NPS: Yosemite National Park Fire Management is preparing for a fire season after a long, wet winter in the Sierra Nevada. Seasonal fire employees have returned to the park, as has the park’s fire helicopter.

The high level of precipitation could moderate the fire season in the mountains. However, it may increase fire potential in the lower elevations as the heavier concentrations of grass and brush dry as the summer progresses.

A series of late season storms delayed the spring prescribed fire window. However, fire managers plan to take advantage of the moist conditions in the late spring to undertake multiple prescribed fires throughout the park. These projects include Wawona, El Portal, Hodgdon Meadows, Gin Flat, and Yosemite Valley. Later season projects include the Mariposa Grove, Aspen Valley, Yosemite West, the south boundary, and Gin Flat.

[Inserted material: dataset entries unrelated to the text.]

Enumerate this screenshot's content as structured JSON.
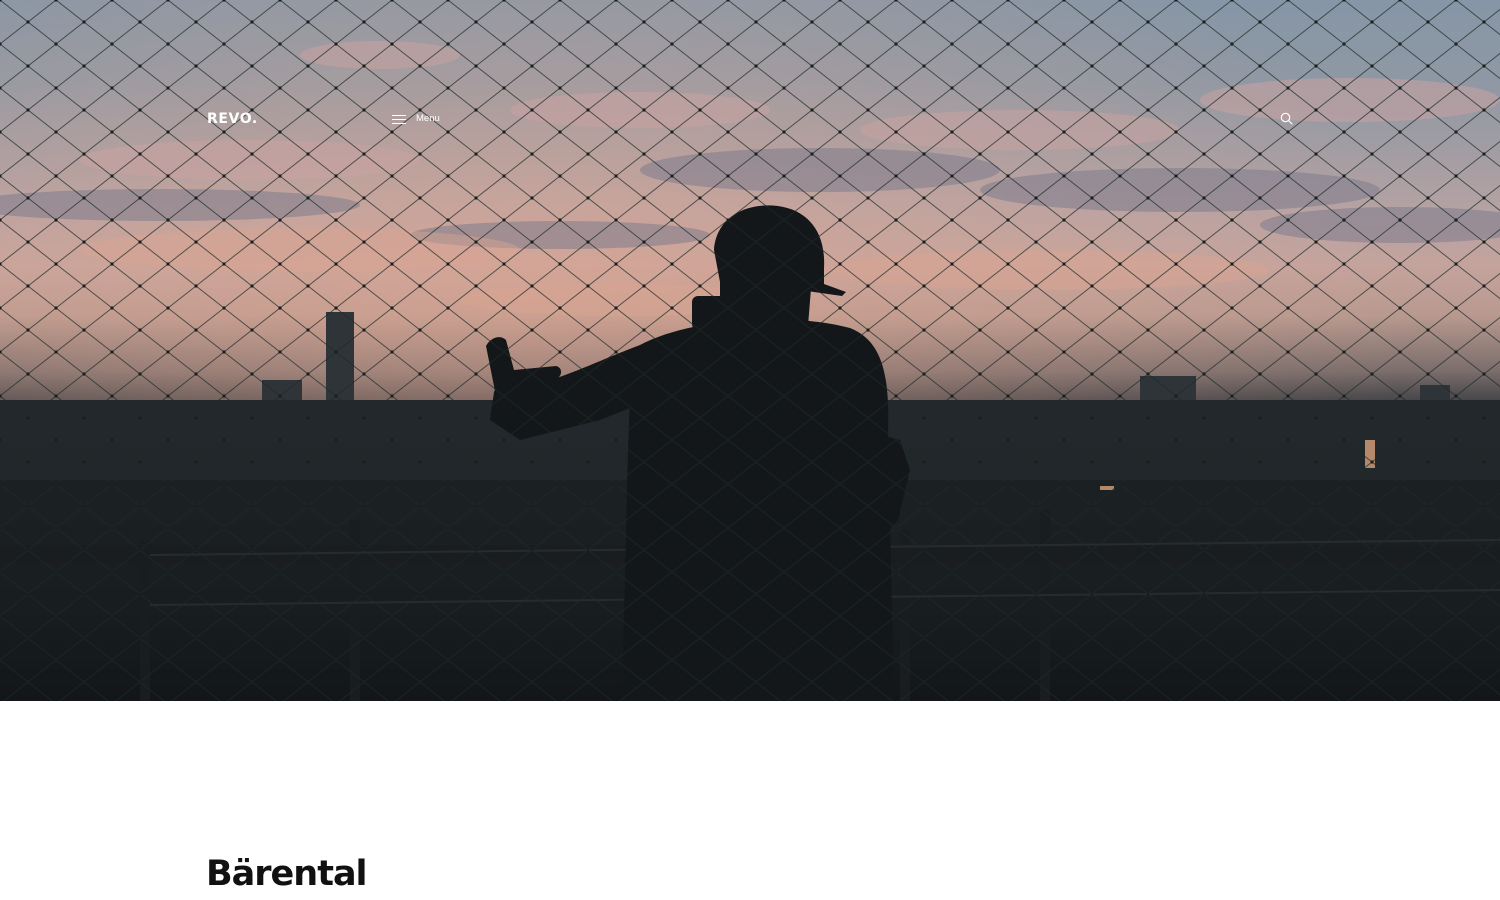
{
  "header": {
    "logo_text": "REVO.",
    "menu_label": "Menu",
    "icons": {
      "menu": "hamburger-icon",
      "search": "search-icon"
    }
  },
  "hero": {
    "image_subject": "silhouette-behind-net-at-dusk"
  },
  "content": {
    "title": "Bärental"
  },
  "colors": {
    "header_text": "#ffffff",
    "title_text": "#111111",
    "page_background": "#ffffff"
  }
}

Mechanical treatment on the Wawona Road (Highway 41) will continue this year. Visitors will notice the “miles of piles” lining the Wawona Road and the Big Oak Flat Road (Highway 120) this summer. This is part of a fuel reduction project that will help firefighters make a safer stand at the road in the event of an unwanted fire. It also provides a safer route for visitors and residents in the case of an evacuation. Trees smaller than 20 inches in diameter at breast height and brush are being thinned within 200 feet of the road. These piles will be burned when conditions permit.

Approved projects for this year total almost 5,000 acres. However, only segments of these projects are likely to be completed. For example, roughly 1,500 acres of the Gin Flat project is expected to be completed in 2005. The execution of burns depends on air quality conditions, workload, fuel moistures, weather, and other factors.